Cholera continues to harm the most vulnerable people worldwide. Diarrhoeal diseases are a major source of preventable morbidity and mortality, and in 2015 claimed the lives of more than 1·3 million people, of whom 499 000 were children younger than 5 years.

         As a contributor to the global burden of diarrhoeal disease, Vibrio cholerae is a particularly harsh pathogen, causing rapid onset of severe nausea, vomiting, and profuse watery diarrhoea that can lead to death within hours—even of the healthiest young adults. Whole communities can be rapidly affected in epidemics, causing both physical harm and psychological distress. The pervasive social determinant of the problem—poor or no access to safe water, sanitation, and hygiene—means that displaced people, refugee populations, and those in conflict zones are at risk of major outbreaks of the illness. Cholera also continues to occur routinely, regularly, and with great impact (although often with less media attention) in endemic countries, such as Bangladesh and now Haiti, where children and the poorest people are the most at risk of being harmed. In both epidemic and endemic circumstances, the public health role of cholera vaccination has been re-emerging with interest from policy makers over the past 8 years.

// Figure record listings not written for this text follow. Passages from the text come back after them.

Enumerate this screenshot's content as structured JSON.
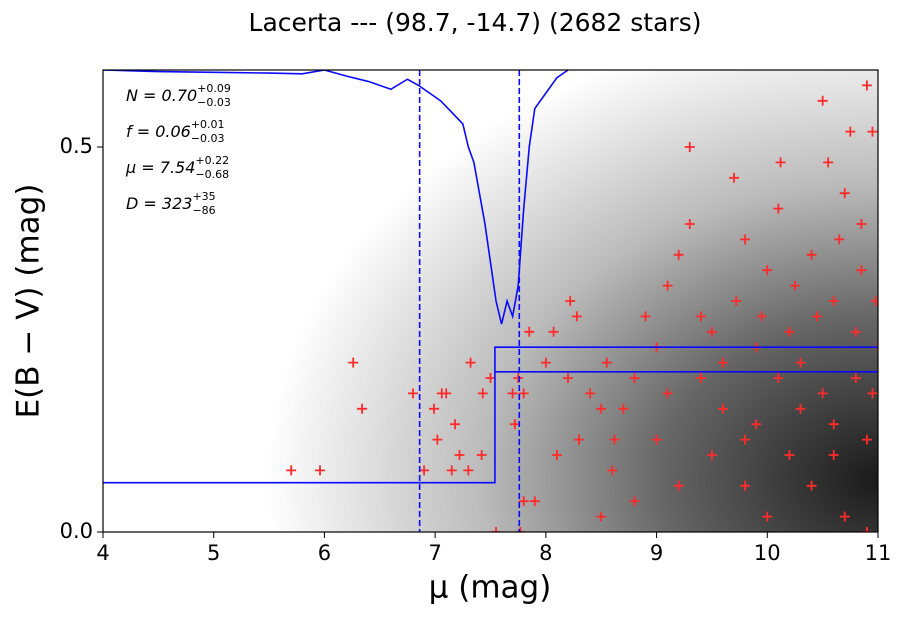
{
  "chart_data": {
    "type": "scatter",
    "title": "Lacerta --- (98.7, -14.7) (2682 stars)",
    "xlabel": "μ (mag)",
    "ylabel": "E(B − V) (mag)",
    "xlim": [
      4,
      11
    ],
    "xticks": [
      4,
      5,
      6,
      7,
      8,
      9,
      10,
      11
    ],
    "ylim": [
      0,
      0.6
    ],
    "yticks": [
      {
        "value": 0,
        "label": "0.0"
      },
      0.5
    ],
    "annotations": [
      {
        "label": "N = 0.70",
        "sup": "+0.09",
        "sub": "−0.03"
      },
      {
        "label": "f = 0.06",
        "sup": "+0.01",
        "sub": "−0.03"
      },
      {
        "label": "μ = 7.54",
        "sup": "+0.22",
        "sub": "−0.68"
      },
      {
        "label": "D = 323",
        "sup": "+35",
        "sub": "−86"
      }
    ],
    "points": {
      "color": "#ff2a2a",
      "x": [
        5.7,
        5.96,
        6.26,
        6.34,
        6.8,
        6.9,
        6.99,
        7.02,
        7.06,
        7.1,
        7.15,
        7.3,
        7.22,
        7.18,
        7.32,
        7.42,
        7.43,
        7.5,
        7.7,
        7.72,
        7.8,
        7.75,
        7.9,
        7.8,
        7.77,
        7.55,
        7.85,
        8.07,
        8.0,
        8.1,
        8.3,
        8.2,
        8.22,
        8.28,
        8.4,
        8.5,
        8.55,
        8.6,
        8.62,
        8.8,
        8.9,
        9.3,
        9.0,
        9.1,
        9.2,
        9.3,
        9.4,
        9.5,
        9.6,
        9.7,
        9.72,
        9.8,
        9.9,
        10.0,
        10.1,
        10.12,
        10.2,
        10.3,
        10.4,
        10.5,
        10.55,
        10.6,
        10.7,
        10.75,
        10.8,
        10.85,
        10.9,
        10.95,
        10.98,
        10.9,
        10.6,
        10.4,
        10.2,
        10.0,
        9.8,
        9.5,
        9.2,
        9.0,
        8.8,
        8.5,
        10.7,
        10.9,
        10.3,
        9.9,
        9.6,
        9.4,
        10.1,
        10.8,
        10.5,
        8.7,
        9.1,
        9.8,
        10.6,
        11.0,
        10.95,
        10.85,
        10.65,
        10.45,
        10.25,
        9.95
      ],
      "values": [
        0.08,
        0.08,
        0.22,
        0.16,
        0.18,
        0.08,
        0.16,
        0.12,
        0.18,
        0.18,
        0.08,
        0.08,
        0.1,
        0.14,
        0.22,
        0.1,
        0.18,
        0.2,
        0.18,
        0.14,
        0.18,
        0.2,
        0.04,
        0.04,
        0.0,
        0.0,
        0.26,
        0.26,
        0.22,
        0.1,
        0.12,
        0.2,
        0.3,
        0.28,
        0.18,
        0.16,
        0.22,
        0.08,
        0.12,
        0.2,
        0.28,
        0.5,
        0.24,
        0.32,
        0.36,
        0.4,
        0.2,
        0.26,
        0.22,
        0.46,
        0.3,
        0.38,
        0.14,
        0.34,
        0.42,
        0.48,
        0.26,
        0.22,
        0.36,
        0.56,
        0.48,
        0.3,
        0.44,
        0.52,
        0.2,
        0.4,
        0.58,
        0.52,
        0.3,
        0.12,
        0.1,
        0.06,
        0.1,
        0.02,
        0.06,
        0.1,
        0.06,
        0.12,
        0.04,
        0.02,
        0.02,
        0.0,
        0.16,
        0.24,
        0.16,
        0.28,
        0.2,
        0.26,
        0.18,
        0.16,
        0.18,
        0.12,
        0.14,
        0.24,
        0.18,
        0.34,
        0.38,
        0.28,
        0.32,
        0.28
      ]
    },
    "curve": {
      "color": "#0a0aff",
      "x": [
        4.0,
        4.5,
        5.0,
        5.5,
        5.8,
        6.0,
        6.2,
        6.4,
        6.6,
        6.75,
        6.85,
        6.95,
        7.05,
        7.15,
        7.25,
        7.3,
        7.35,
        7.4,
        7.45,
        7.5,
        7.55,
        7.6,
        7.65,
        7.7,
        7.75,
        7.8,
        7.85,
        7.9,
        8.0,
        8.1,
        8.2
      ],
      "values": [
        0.6,
        0.598,
        0.597,
        0.596,
        0.595,
        0.6,
        0.592,
        0.585,
        0.575,
        0.588,
        0.58,
        0.57,
        0.56,
        0.545,
        0.53,
        0.5,
        0.48,
        0.44,
        0.4,
        0.35,
        0.3,
        0.27,
        0.3,
        0.28,
        0.32,
        0.42,
        0.5,
        0.55,
        0.57,
        0.59,
        0.6
      ]
    },
    "model": [
      {
        "color": "#0a0aff",
        "x": [
          4,
          7.54,
          7.54,
          11
        ],
        "values": [
          0.064,
          0.064,
          0.24,
          0.24
        ]
      },
      {
        "color": "#0a0aff",
        "x": [
          7.54,
          11
        ],
        "values": [
          0.208,
          0.208
        ]
      }
    ],
    "vlines": {
      "color": "#0a0aff",
      "values": [
        6.86,
        7.76
      ]
    }
  }
}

        In The Lancet Infectious Diseases, Firdausi Qadri and colleagues4 describe results of 2 years of follow-up of a large, randomised, double-blind, placebo-controlled efficacy trial of a single dose of an inactivated whole-cell oral cholera vaccine (OCV) in Bangladesh. They found that a single dose provided protection for at least 2 years when given to adults (vaccine protective efficacy against all cholera episodes 59%, 95% CI 42–71) and to children aged 5 years or older (52%, 8–75). The findings make an important contribution to cholera control around the world, and could help to take us one step closer to WHO's ambitious goal of reducing deaths from the disease by 90% by 2030.

      However, a single dose of OCV did not protect children younger than 5 years compared with placebo (vaccine protective efficacy against all cholera episodes −13%, 95% CI −68 to 25),4 consistent with the 6-month results of the same study.12 Other studies show some, but reduced, protection of two doses of OCV in this age group as well, which has implications for strategies on the use of OCV in highly endemic regions where young children are an important risk group. Further studies are needed to determine how best to protect the youngest individuals, and to identify the ideal dosing schedule of the vaccine.